Vatican watchers, especially non-Catholics who love the Roman Catholic Church as I do, watch and pray for further reforms that are needed inside the Church. I was pleased to read this week of the Vatican putting Józef Wesołowski, its former nuncio (ambassador) to the Dominican Republic under house arrest on Tuesday, September 23.
Archbishop Józef Wesołowski was born in Nowy Targ, Poland, on 15 July 1948. He was ordained a priest in Kraków on 21 May 1972 by Cardinal Karol Wojtyła, the future Pope John Paul II. He was appointed as nuncio to Bolivia on 3 November 1999. On 6 January 2000 he was consecrated Titular Archbishop of Sléibhte by John Paul II. During the course of 2002 he was appointed as nuncio to the Central Asian countries of Kazakhstan, Tajikistan, Kyrgyzstan and Uzbekistan. On 24 January 2008 he was appointed nuncio to the Dominican Republic. In 2013 he was identified by a 13-year-old boy as the man who took sexual lurid photographs of him on his cell phone. He was removed from his nuncio position on August 26 last year via resignation.

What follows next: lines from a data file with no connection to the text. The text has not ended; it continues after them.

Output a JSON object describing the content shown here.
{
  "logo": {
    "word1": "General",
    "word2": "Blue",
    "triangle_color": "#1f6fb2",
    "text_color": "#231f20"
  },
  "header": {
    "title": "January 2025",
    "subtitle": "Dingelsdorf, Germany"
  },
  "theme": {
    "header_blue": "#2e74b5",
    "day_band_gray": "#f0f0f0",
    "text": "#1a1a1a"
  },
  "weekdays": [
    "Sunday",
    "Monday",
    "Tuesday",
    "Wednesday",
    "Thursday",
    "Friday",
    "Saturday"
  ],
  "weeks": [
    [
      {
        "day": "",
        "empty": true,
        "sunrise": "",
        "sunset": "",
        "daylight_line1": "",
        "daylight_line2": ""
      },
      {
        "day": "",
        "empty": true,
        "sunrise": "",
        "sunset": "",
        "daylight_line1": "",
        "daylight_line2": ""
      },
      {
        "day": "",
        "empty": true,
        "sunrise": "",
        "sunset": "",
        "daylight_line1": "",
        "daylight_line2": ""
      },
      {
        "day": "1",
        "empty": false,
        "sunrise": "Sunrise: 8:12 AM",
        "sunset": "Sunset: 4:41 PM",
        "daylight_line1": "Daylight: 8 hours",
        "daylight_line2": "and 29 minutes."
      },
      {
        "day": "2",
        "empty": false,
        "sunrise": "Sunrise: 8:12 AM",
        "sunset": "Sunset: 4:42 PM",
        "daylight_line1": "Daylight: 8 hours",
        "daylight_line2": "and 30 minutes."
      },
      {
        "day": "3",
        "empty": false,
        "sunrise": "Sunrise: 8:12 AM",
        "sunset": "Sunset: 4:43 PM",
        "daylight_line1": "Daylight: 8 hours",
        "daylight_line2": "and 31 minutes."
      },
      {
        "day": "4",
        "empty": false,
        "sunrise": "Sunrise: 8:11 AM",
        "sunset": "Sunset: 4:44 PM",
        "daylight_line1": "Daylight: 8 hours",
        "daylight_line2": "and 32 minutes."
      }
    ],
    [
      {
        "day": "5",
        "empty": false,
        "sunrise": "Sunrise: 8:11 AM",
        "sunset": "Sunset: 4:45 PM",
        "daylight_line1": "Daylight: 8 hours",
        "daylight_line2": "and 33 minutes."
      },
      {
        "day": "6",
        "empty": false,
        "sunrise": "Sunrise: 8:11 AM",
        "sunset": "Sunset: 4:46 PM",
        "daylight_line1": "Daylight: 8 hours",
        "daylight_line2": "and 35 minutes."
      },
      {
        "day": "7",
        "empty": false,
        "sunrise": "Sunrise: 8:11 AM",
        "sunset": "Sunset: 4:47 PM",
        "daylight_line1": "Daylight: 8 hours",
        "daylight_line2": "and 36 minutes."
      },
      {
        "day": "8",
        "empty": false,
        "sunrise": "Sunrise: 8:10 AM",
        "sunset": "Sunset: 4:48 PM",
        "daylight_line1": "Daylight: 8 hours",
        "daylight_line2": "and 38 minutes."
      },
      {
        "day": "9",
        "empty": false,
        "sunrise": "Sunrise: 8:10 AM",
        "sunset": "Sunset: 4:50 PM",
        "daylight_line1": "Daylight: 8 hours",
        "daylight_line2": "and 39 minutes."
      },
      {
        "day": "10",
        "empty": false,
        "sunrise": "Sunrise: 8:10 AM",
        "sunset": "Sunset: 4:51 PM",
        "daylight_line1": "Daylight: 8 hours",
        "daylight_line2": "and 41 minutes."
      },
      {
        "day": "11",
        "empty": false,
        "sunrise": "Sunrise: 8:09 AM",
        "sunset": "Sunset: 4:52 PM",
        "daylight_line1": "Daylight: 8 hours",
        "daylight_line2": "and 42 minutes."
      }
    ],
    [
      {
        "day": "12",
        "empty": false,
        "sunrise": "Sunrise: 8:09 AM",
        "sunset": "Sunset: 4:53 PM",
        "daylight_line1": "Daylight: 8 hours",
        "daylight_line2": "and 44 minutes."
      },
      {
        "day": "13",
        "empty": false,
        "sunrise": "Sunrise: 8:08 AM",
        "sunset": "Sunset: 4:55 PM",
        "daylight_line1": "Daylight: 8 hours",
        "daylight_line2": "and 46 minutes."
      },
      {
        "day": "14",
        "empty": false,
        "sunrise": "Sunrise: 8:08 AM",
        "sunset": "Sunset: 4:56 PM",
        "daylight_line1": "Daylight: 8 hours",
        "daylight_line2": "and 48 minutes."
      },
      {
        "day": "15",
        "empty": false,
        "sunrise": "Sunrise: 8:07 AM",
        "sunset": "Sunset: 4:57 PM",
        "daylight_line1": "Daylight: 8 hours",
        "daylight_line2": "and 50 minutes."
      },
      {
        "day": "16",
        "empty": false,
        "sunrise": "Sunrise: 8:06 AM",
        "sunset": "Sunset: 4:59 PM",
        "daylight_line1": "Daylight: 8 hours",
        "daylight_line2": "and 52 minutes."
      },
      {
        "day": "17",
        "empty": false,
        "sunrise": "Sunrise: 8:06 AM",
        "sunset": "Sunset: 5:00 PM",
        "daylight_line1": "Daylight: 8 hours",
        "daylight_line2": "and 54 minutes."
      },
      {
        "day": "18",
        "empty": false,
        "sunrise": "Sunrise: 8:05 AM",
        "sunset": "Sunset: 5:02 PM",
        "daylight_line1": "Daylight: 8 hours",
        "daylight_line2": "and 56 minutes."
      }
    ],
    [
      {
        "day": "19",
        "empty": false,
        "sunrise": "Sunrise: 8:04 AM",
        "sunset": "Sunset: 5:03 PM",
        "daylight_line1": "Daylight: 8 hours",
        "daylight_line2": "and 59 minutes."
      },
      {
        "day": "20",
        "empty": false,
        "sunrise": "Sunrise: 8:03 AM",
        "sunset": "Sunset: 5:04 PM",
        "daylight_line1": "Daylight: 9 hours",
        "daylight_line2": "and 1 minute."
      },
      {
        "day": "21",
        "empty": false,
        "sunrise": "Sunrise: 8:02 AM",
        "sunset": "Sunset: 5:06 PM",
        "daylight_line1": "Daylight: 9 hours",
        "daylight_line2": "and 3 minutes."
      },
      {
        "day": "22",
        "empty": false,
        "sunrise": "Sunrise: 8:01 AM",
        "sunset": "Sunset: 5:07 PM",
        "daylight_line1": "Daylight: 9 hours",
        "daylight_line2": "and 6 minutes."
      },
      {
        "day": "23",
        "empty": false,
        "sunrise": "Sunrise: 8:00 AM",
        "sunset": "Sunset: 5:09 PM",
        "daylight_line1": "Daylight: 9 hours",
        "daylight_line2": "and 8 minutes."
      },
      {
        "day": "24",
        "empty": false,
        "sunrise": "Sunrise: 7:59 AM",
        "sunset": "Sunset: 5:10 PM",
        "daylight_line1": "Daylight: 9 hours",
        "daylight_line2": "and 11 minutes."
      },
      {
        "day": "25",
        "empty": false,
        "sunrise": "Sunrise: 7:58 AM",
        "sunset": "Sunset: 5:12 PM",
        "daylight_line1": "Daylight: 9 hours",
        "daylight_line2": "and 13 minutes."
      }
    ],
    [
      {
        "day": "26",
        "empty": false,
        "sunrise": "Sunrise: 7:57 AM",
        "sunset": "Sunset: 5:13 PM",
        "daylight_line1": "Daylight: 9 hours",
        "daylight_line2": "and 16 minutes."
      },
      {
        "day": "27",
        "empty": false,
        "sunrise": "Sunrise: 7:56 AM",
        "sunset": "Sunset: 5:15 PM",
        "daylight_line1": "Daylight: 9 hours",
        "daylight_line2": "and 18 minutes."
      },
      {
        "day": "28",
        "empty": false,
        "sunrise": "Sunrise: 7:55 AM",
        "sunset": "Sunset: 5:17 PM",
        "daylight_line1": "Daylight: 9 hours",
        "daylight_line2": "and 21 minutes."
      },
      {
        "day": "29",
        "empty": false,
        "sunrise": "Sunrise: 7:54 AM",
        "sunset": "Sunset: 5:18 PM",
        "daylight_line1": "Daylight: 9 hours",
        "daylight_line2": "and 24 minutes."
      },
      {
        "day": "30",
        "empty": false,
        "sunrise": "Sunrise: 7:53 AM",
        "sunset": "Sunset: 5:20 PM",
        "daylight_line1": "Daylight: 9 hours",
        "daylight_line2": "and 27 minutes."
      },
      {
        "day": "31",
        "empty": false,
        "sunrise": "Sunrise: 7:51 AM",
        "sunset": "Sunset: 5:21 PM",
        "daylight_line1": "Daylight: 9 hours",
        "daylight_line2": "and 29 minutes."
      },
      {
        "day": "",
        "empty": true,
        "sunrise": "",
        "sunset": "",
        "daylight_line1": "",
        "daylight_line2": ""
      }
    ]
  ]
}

According to various reports Józef Wesołowski liked to frequent areas of Santo Domingo where poor children worked in the streets. He paid for sexually suggestive poses and actions and then filmed them. A criminal trial has begun against Wesolowski, the first time a high-ranking Vatican official has ever faced criminal charges for sexually abusing minors. Some will rightly say, “It’s about time.” I agree. But it has finally happened and I rejoice. Sad as these cases are the Vatican has clearly begun a well-thought-out campaign to deal with them more aggressively. Under the beloved John Paul II the Vatican quite clearly dragged its heels. (The reasons are quite complex but not excusable in the end.) Under Pope Benedict XVI there was improvement but much more action was needed by the church in dealing with sexual predators. Now the changes are becoming more significant and noteworthy. I think we must pray that they become a permanent part of the modern Catholic culture. The whole cause of Christ suffers when such cases are not dealt with by firm church discipline and civil law.
On 27 June 2014, the Vatican Press Office announced that the first stage of the canonical trial of Wesołowski ended with his laicisation. A laicized cleric is forbidden to exercise ministerial functions under nearly all circumstances. In general, any exercise of his power to administer the sacraments is considered valid but illicit, except in extraordinary circumstances. On 23 September, the Vatican opened a hearing toward criminal proceedings against Wesołowski. Because of his health, he remains under house arrest for the duration of his trial rather than under more restrictive detention. On Tuesday, the Vatican City State’s separate criminal curate opened a preliminary hearing into the case and ordered this house arrest.
I have commented infrequently about these abuse cases. The reasons for my reticence are several. First, I do not know enough about canon law to explain the Catholic Church’s response adequately. Second, I am not a Catholic. Third, I believe the culture of protect and reassign is deadly to the church’s pastoral and missional work. I wanted to see positive proof of significant change. I now think we have that in this particular case. This does not undo the wrongs of the past but it is the only response to the past that is correct. There must be repentance followed by a correction of the errors.
I know that the general public expects a higher standard of moral discipline from all churches, Catholic or otherwise. It seems to me that the Catholic view of the priesthood has presented some significant hurdles for pursuing a full and complete investigation that leads to serious action against prelates who have violated children. I am very pleased that Pope Francis has acted to reform this process. It appears that Pope Benedict hoped this would happen under a new pope. Now we are finally seeing the fruit of this much-needed reform. It is overdue, to say the least. We should all pray it impacts the church globally for the good of all Christians, thus for our common witness to the world.